Updates from August, 2007

  • Skim 0.7

    mike 7:20 pm on August 31, 2007 | 0 Permalink

    The amazing Christiaan Hofman has released another nice update to Skim, the great PDF reader that is quite literally my dream reader app.

    As usual, there are detailed and complete release notes, and I’d like to call attention to my favorite new feature, because I use it all the time, and actually wrote part of it:

    Skim can now download PDFs from remote URLs, which can be provided on the clipboard, dropped on the Skim icon, or through Services.

    I use this all the time to drag a PDF URL from a browser to the Skim dock icon – Skim downloads the file and displays it in one step. Very handy.

     
  • Announcing Skim: Stop printing - Start Skimming.

    mike 11:12 am on April 2, 2007 | 34 Permalink

    If you spend a lot of time reading articles and research papers that you get in PDF form, then you might be interested in the latest app from the folks who brought you BibDesk. If you already use BibDesk, then you certainly want to take a look.

    Even though we keep our research papers stored on disk as PDF, all too often we print them out to read and write notes on. There’s something missing in the experience of reading papers on a computer, but it doesn’t have to be that way.

    Announcing Skim. Skim is a PDF reading and note-taking app for Mac OS X that is designed to make reading research papers and manuals better. Just like in Preview, you can search, scan, and zoom through PDFs, but you also get some custom features for your workflow:

    • Snapshots: if there’s a graph on page two and the description continues to page three, just draw a box around the graph with the command key down and a snapshot window pops up with the graph, and you can keep on reading with the graph in view. For more fun, minimize that snapshot window – they stick around in their own dock in the document window.

    • Tooltips: If a PDF has links, such as for citation references or indexes and section headings, you can click on them as usual to go to the destination, but there’s more – hover the mouse over those links and Skim will show you a tooltip with the target of the link. No more losing your place to peek at a citation! For more fun, command-click on a link to pop up a snapshot window showing the link’s destination.

    • Presentation and Full-screen Modes: Full-screen reading is handy. So is showing a PDF as a presentation. But they’re a little different. For instance, you might not want to show the table of contents in a presentation, but it’s nice to see it when you’re just reading by yourself.
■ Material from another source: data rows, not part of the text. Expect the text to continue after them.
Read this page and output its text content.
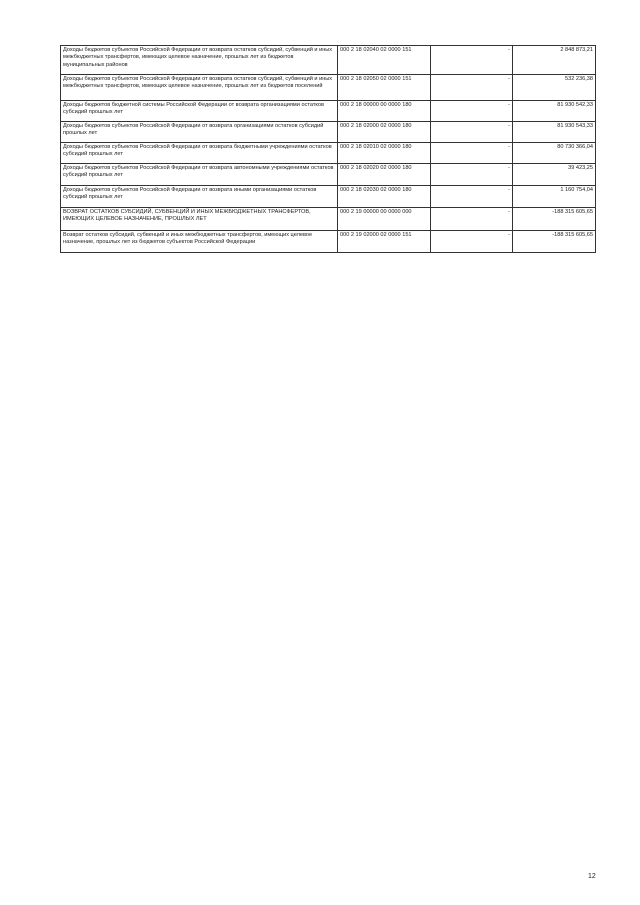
Доходы бюджетов субъектов Российской Федерации от возврата остатков субсидий, субвенций и иных межбюджетных трансфертов, имеющих целевое назначение, прошлых лет из бюджетов муниципальных районов	000 2 18 02040 02 0000 151	-	2 848 873,21
Доходы бюджетов субъектов Российской Федерации от возврата остатков субсидий, субвенций и иных межбюджетных трансфертов, имеющих целевое назначение, прошлых лет из бюджетов поселений	000 2 18 02050 02 0000 151	-	532 236,38
Доходы бюджетов бюджетной системы Российской Федерации от возврата организациями остатков субсидий прошлых лет	000 2 18 00000 00 0000 180	-	81 930 542,33
Доходы бюджетов субъектов Российской Федерации от возврата организациями остатков субсидий прошлых лет	000 2 18 02000 02 0000 180	-	81 930 543,33
Доходы бюджетов субъектов Российской Федерации от возврата бюджетными учреждениями остатков субсидий прошлых лет	000 2 18 02010 02 0000 180	-	80 730 366,04
Доходы бюджетов субъектов Российской Федерации от возврата автономными учреждениями остатков субсидий прошлых лет	000 2 18 02020 02 0000 180	-	39 423,25
Доходы бюджетов субъектов Российской Федерации от возврата иными организациями остатков субсидий прошлых лет	000 2 18 02030 02 0000 180	-	1 160 754,04
ВОЗВРАТ ОСТАТКОВ СУБСИДИЙ, СУБВЕНЦИЙ И ИНЫХ МЕЖБЮДЖЕТНЫХ ТРАНСФЕРТОВ, ИМЕЮЩИХ ЦЕЛЕВОЕ НАЗНАЧЕНИЕ, ПРОШЛЫХ ЛЕТ	000 2 19 00000 00 0000 000	-	-188 315 605,65
Возврат остатков субсидий, субвенций и иных межбюджетных трансфертов, имеющих целевое назначение, прошлых лет из бюджетов субъектов Российской Федерации	000 2 19 02000 02 0000 151	-	-188 315 605,65
12
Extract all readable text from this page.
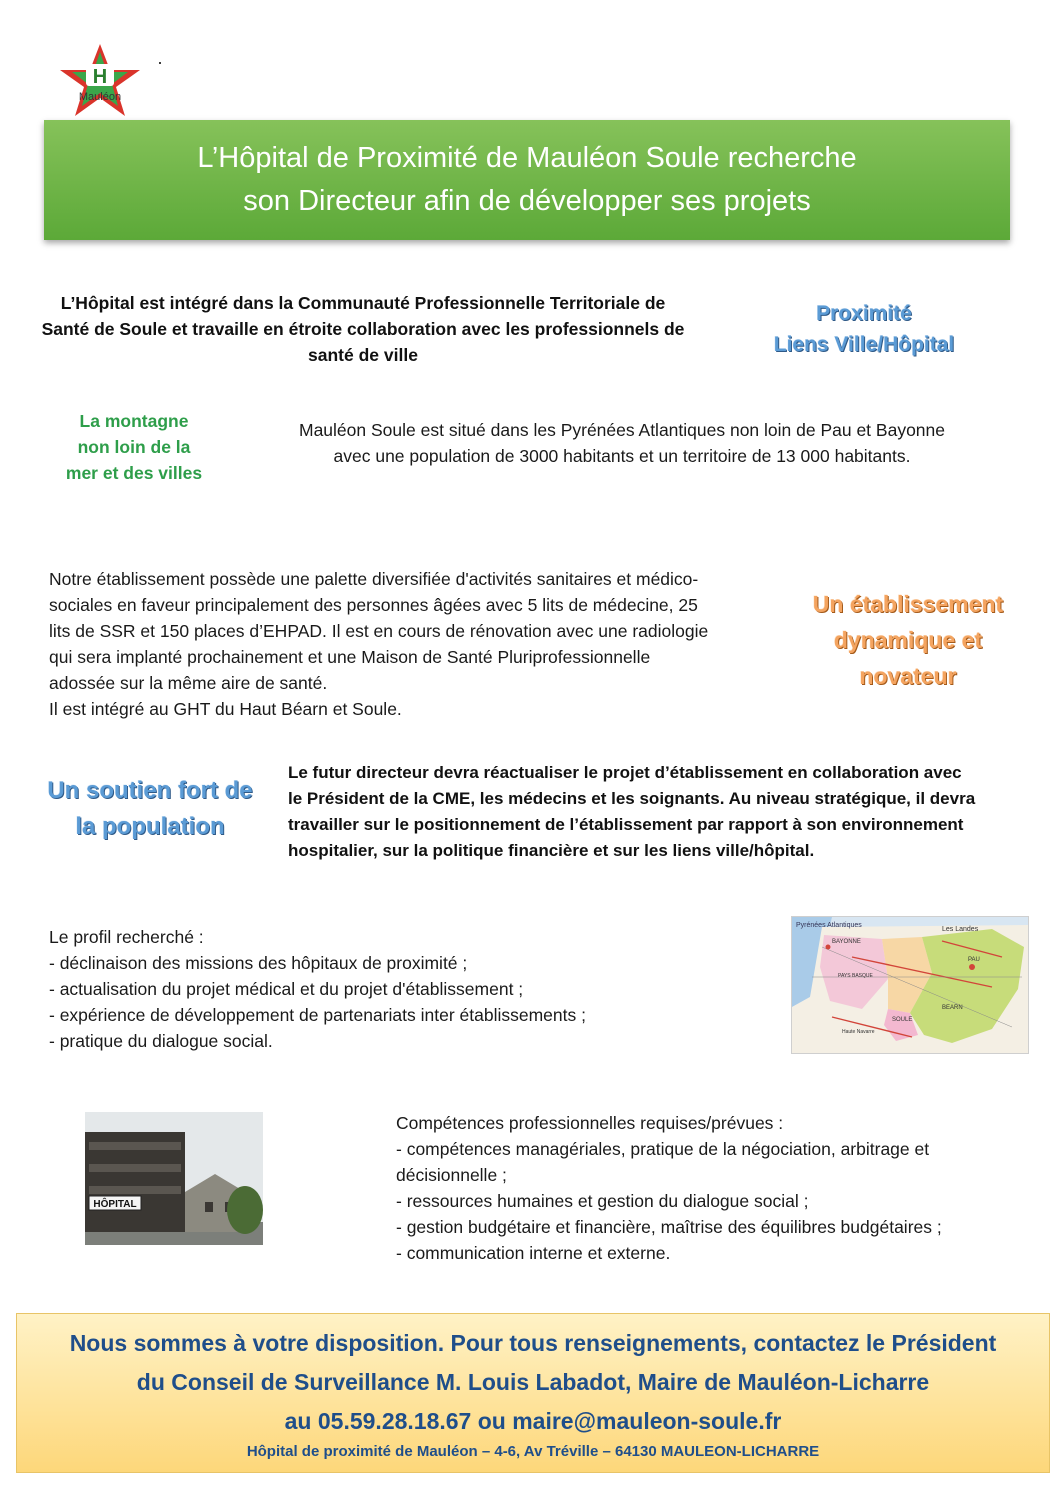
H
Mauléon
·
L’Hôpital de Proximité de Mauléon Soule recherche
son Directeur afin de développer ses projets
L’Hôpital est intégré dans la Communauté Professionnelle Territoriale de
Santé de Soule et travaille en étroite collaboration avec les professionnels de
santé de ville
Proximité
Liens Ville/Hôpital
La montagne
non loin de la
mer et des villes
Mauléon Soule est situé dans les Pyrénées Atlantiques non loin de Pau et Bayonne
avec une population de 3000 habitants et un territoire de 13 000 habitants.
Notre établissement possède une palette diversifiée d'activités sanitaires et médico-
sociales en faveur principalement des personnes âgées avec 5 lits de médecine, 25
lits de SSR et 150 places d’EHPAD. Il est en cours de rénovation avec une radiologie
qui sera implanté prochainement et une Maison de Santé Pluriprofessionnelle
adossée sur la même aire de santé.
Il est intégré au GHT du Haut Béarn et Soule.
Un établissement
dynamique et
novateur
Un soutien fort de
la population
Le futur directeur devra réactualiser le projet d’établissement en collaboration avec
le Président de la CME, les médecins et les soignants. Au niveau stratégique, il devra
travailler sur le positionnement de l’établissement par rapport à son environnement
hospitalier, sur la politique financière et sur les liens ville/hôpital.
Le profil recherché :
- déclinaison des missions des hôpitaux de proximité ;
- actualisation du projet médical et du projet d'établissement ;
- expérience de développement de partenariats inter établissements ;
- pratique du dialogue social.
Pyrénées Atlantiques
Les Landes
BAYONNE
SOULE
PAU
BEARN
PAYS BASQUE
Haute Navarre
HÔPITAL
Compétences professionnelles requises/prévues :
- compétences managériales, pratique de la négociation, arbitrage et
décisionnelle ;
- ressources humaines et gestion du dialogue social ;
- gestion budgétaire et financière, maîtrise des équilibres budgétaires ;
- communication interne et externe.
Nous sommes à votre disposition. Pour tous renseignements, contactez le Président
du Conseil de Surveillance M. Louis Labadot, Maire de Mauléon-Licharre
au 05.59.28.18.67 ou maire@mauleon-soule.fr
Hôpital de proximité de Mauléon – 4-6, Av Tréville – 64130 MAULEON-LICHARRE
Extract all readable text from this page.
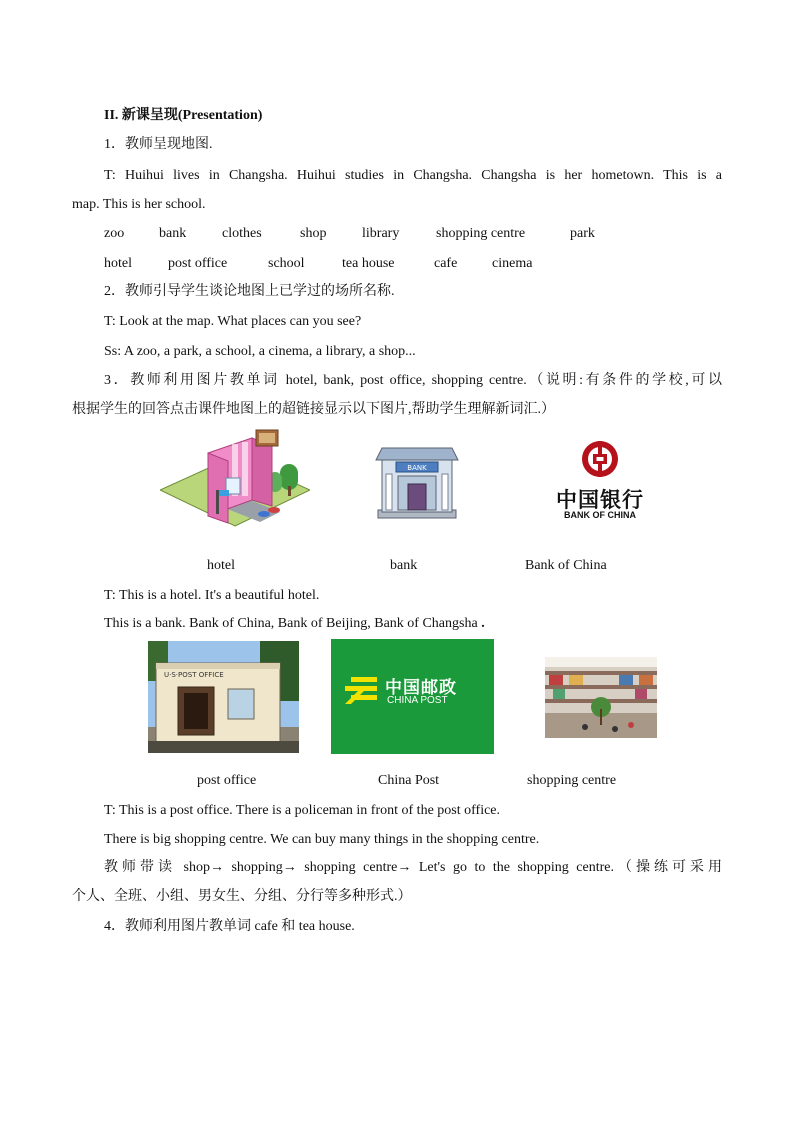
II. 新课呈现(Presentation)
1．教师呈现地图.
T: Huihui lives in Changsha. Huihui studies in Changsha. Changsha is her hometown. This is a
map. This is her school.
zoo bank	clothes	shop	library	shopping centre	park
hotel	post office	school	tea house	cafe cinema
2．教师引导学生谈论地图上已学过的场所名称.
T: Look at the map. What places can you see?
Ss: A zoo, a park, a school, a cinema, a library, a shop...
3．教师利用图片教单词 hotel, bank, post office, shopping centre.（说明:有条件的学校,可以
根据学生的回答点击课件地图上的超链接显示以下图片,帮助学生理解新词汇.）
BANK
中国银行
BANK OF CHINA
hotel	bank	Bank of China
T: This is a hotel. It's a beautiful hotel.
This is a bank. Bank of China, Bank of Beijing, Bank of Changsha .
U·S·POST OFFICE
中国邮政
CHINA POST
post office	China Post	shopping centre
T: This is a post office. There is a policeman in front of the post office.
There is big shopping centre. We can buy many things in the shopping centre.
教师带读 shop→ shopping→ shopping centre→ Let's go to the shopping centre.（操练可采用
个人、全班、小组、男女生、分组、分行等多种形式.）
4．教师利用图片教单词 cafe 和 tea house.
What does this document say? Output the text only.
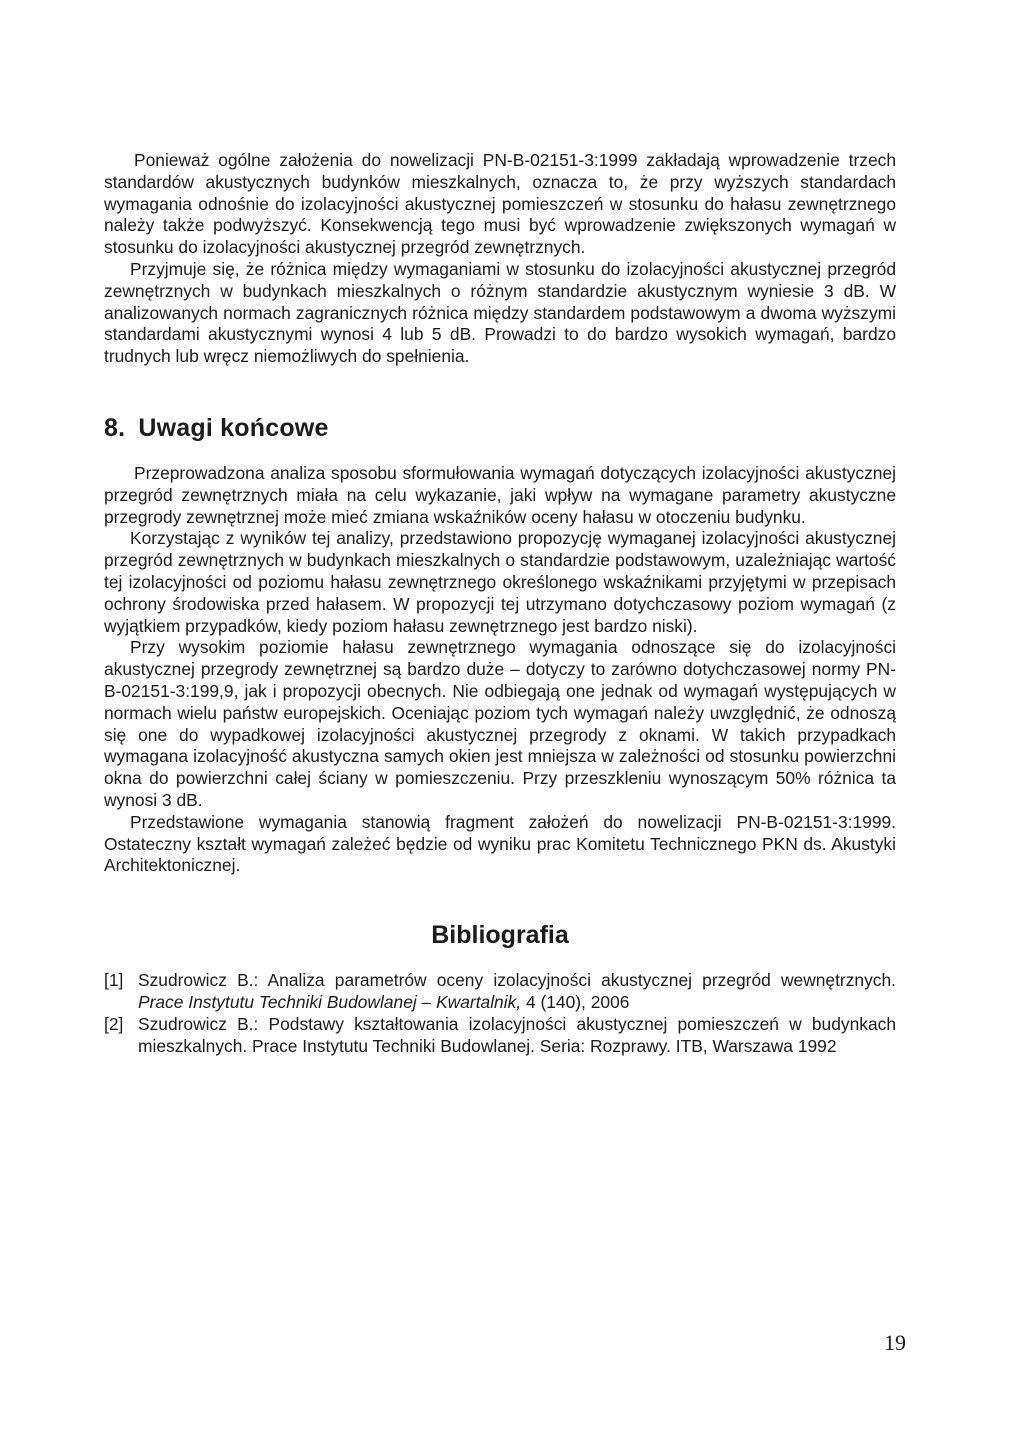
Ponieważ ogólne założenia do nowelizacji PN-B-02151-3:1999 zakładają wprowadzenie trzech standardów akustycznych budynków mieszkalnych, oznacza to, że przy wyższych standardach wymagania odnośnie do izolacyjności akustycznej pomieszczeń w stosunku do hałasu zewnętrznego należy także podwyższyć. Konsekwencją tego musi być wprowadzenie zwiększonych wymagań w stosunku do izolacyjności akustycznej przegród zewnętrznych.

Przyjmuje się, że różnica między wymaganiami w stosunku do izolacyjności akustycznej przegród zewnętrznych w budynkach mieszkalnych o różnym standardzie akustycznym wyniesie 3 dB. W analizowanych normach zagranicznych różnica między standardem podstawowym a dwoma wyższymi standardami akustycznymi wynosi 4 lub 5 dB. Prowadzi to do bardzo wysokich wymagań, bardzo trudnych lub wręcz niemożliwych do spełnienia.

8. Uwagi końcowe

Przeprowadzona analiza sposobu sformułowania wymagań dotyczących izolacyjności akustycznej przegród zewnętrznych miała na celu wykazanie, jaki wpływ na wymagane parametry akustyczne przegrody zewnętrznej może mieć zmiana wskaźników oceny hałasu w otoczeniu budynku.

Korzystając z wyników tej analizy, przedstawiono propozycję wymaganej izolacyjności akustycznej przegród zewnętrznych w budynkach mieszkalnych o standardzie podstawowym, uzależniając wartość tej izolacyjności od poziomu hałasu zewnętrznego określonego wskaźnikami przyjętymi w przepisach ochrony środowiska przed hałasem. W propozycji tej utrzymano dotychczasowy poziom wymagań (z wyjątkiem przypadków, kiedy poziom hałasu zewnętrznego jest bardzo niski).

Przy wysokim poziomie hałasu zewnętrznego wymagania odnoszące się do izolacyjności akustycznej przegrody zewnętrznej są bardzo duże – dotyczy to zarówno dotychczasowej normy PN-B-02151-3:199,9, jak i propozycji obecnych. Nie odbiegają one jednak od wymagań występujących w normach wielu państw europejskich. Oceniając poziom tych wymagań należy uwzględnić, że odnoszą się one do wypadkowej izolacyjności akustycznej przegrody z oknami. W takich przypadkach wymagana izolacyjność akustyczna samych okien jest mniejsza w zależności od stosunku powierzchni okna do powierzchni całej ściany w pomieszczeniu. Przy przeszkleniu wynoszącym 50% różnica ta wynosi 3 dB.

Przedstawione wymagania stanowią fragment założeń do nowelizacji PN-B-02151-3:1999. Ostateczny kształt wymagań zależeć będzie od wyniku prac Komitetu Technicznego PKN ds. Akustyki Architektonicznej.

Bibliografia
[1] Szudrowicz B.: Analiza parametrów oceny izolacyjności akustycznej przegród wewnętrznych. Prace Instytutu Techniki Budowlanej – Kwartalnik, 4 (140), 2006
[2] Szudrowicz B.: Podstawy kształtowania izolacyjności akustycznej pomieszczeń w budynkach mieszkalnych. Prace Instytutu Techniki Budowlanej. Seria: Rozprawy. ITB, Warszawa 1992
19
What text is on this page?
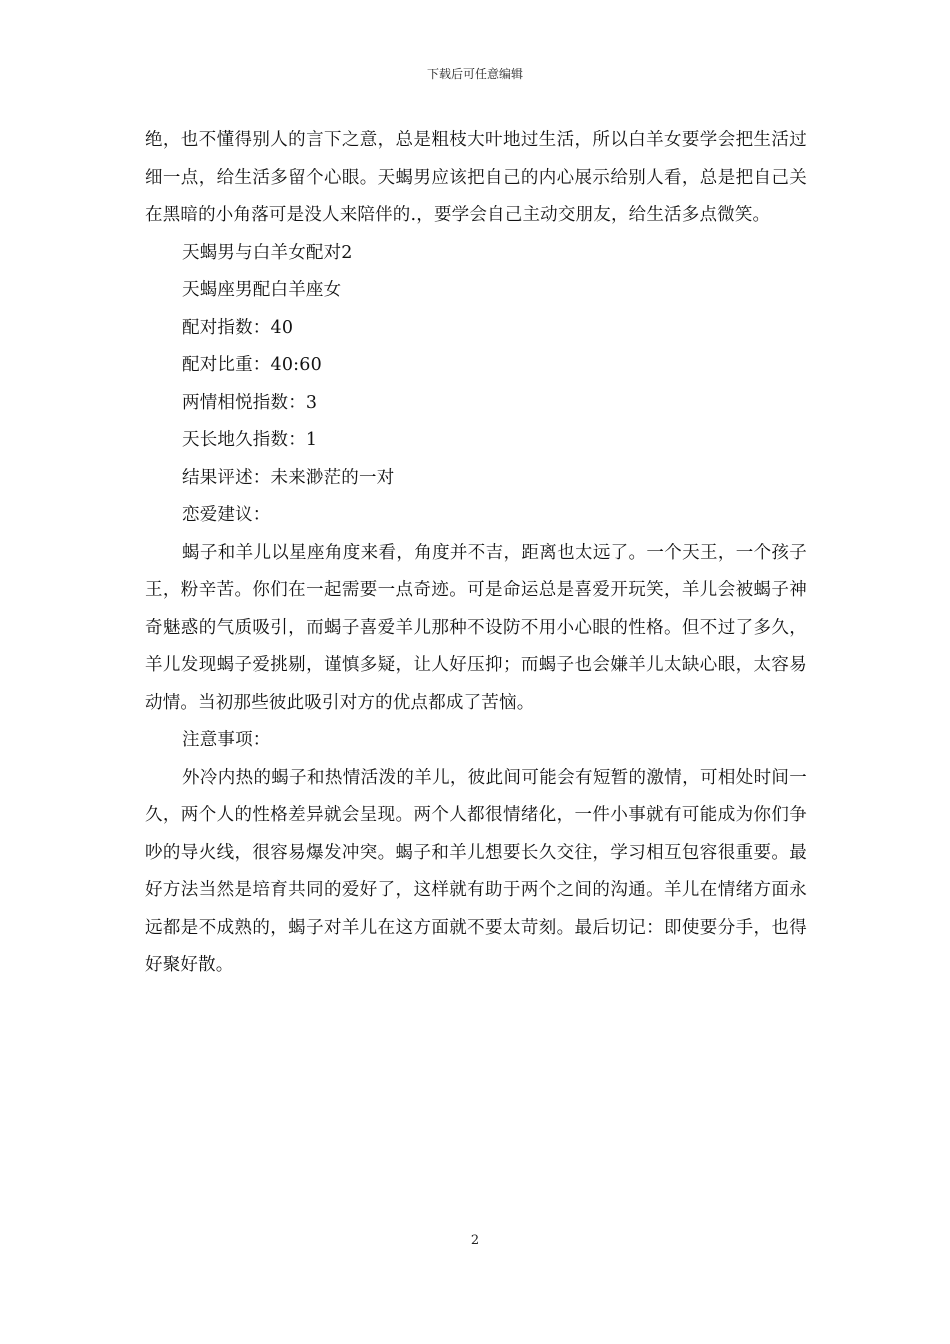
下载后可任意编辑

绝，也不懂得别人的言下之意，总是粗枝大叶地过生活，所以白羊女要学会把生活过细一点，给生活多留个心眼。天蝎男应该把自己的内心展示给别人看，总是把自己关在黑暗的小角落可是没人来陪伴的.，要学会自己主动交朋友，给生活多点微笑。

天蝎男与白羊女配对2

天蝎座男配白羊座女

配对指数：40

配对比重：40:60

两情相悦指数：3

天长地久指数：1

结果评述：未来渺茫的一对

恋爱建议：

蝎子和羊儿以星座角度来看，角度并不吉，距离也太远了。一个天王，一个孩子王，粉辛苦。你们在一起需要一点奇迹。可是命运总是喜爱开玩笑，羊儿会被蝎子神奇魅惑的气质吸引，而蝎子喜爱羊儿那种不设防不用小心眼的性格。但不过了多久，羊儿发现蝎子爱挑剔，谨慎多疑，让人好压抑；而蝎子也会嫌羊儿太缺心眼，太容易动情。当初那些彼此吸引对方的优点都成了苦恼。

注意事项：

外冷内热的蝎子和热情活泼的羊儿，彼此间可能会有短暂的激情，可相处时间一久，两个人的性格差异就会呈现。两个人都很情绪化，一件小事就有可能成为你们争吵的导火线，很容易爆发冲突。蝎子和羊儿想要长久交往，学习相互包容很重要。最好方法当然是培育共同的爱好了，这样就有助于两个之间的沟通。羊儿在情绪方面永远都是不成熟的，蝎子对羊儿在这方面就不要太苛刻。最后切记：即使要分手，也得好聚好散。

2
So Full-screen and Presentation are separate modes in Skim.

    There’s plenty more – download it and take a look, and join the mailing list to discuss it. There’s even a full help book in the first public beta release!

    Many thanks to everyone who has worked on this app, and especially to Christiaan Hofman, who moved the app from a prototype to something really useful faster than I would have thought possible.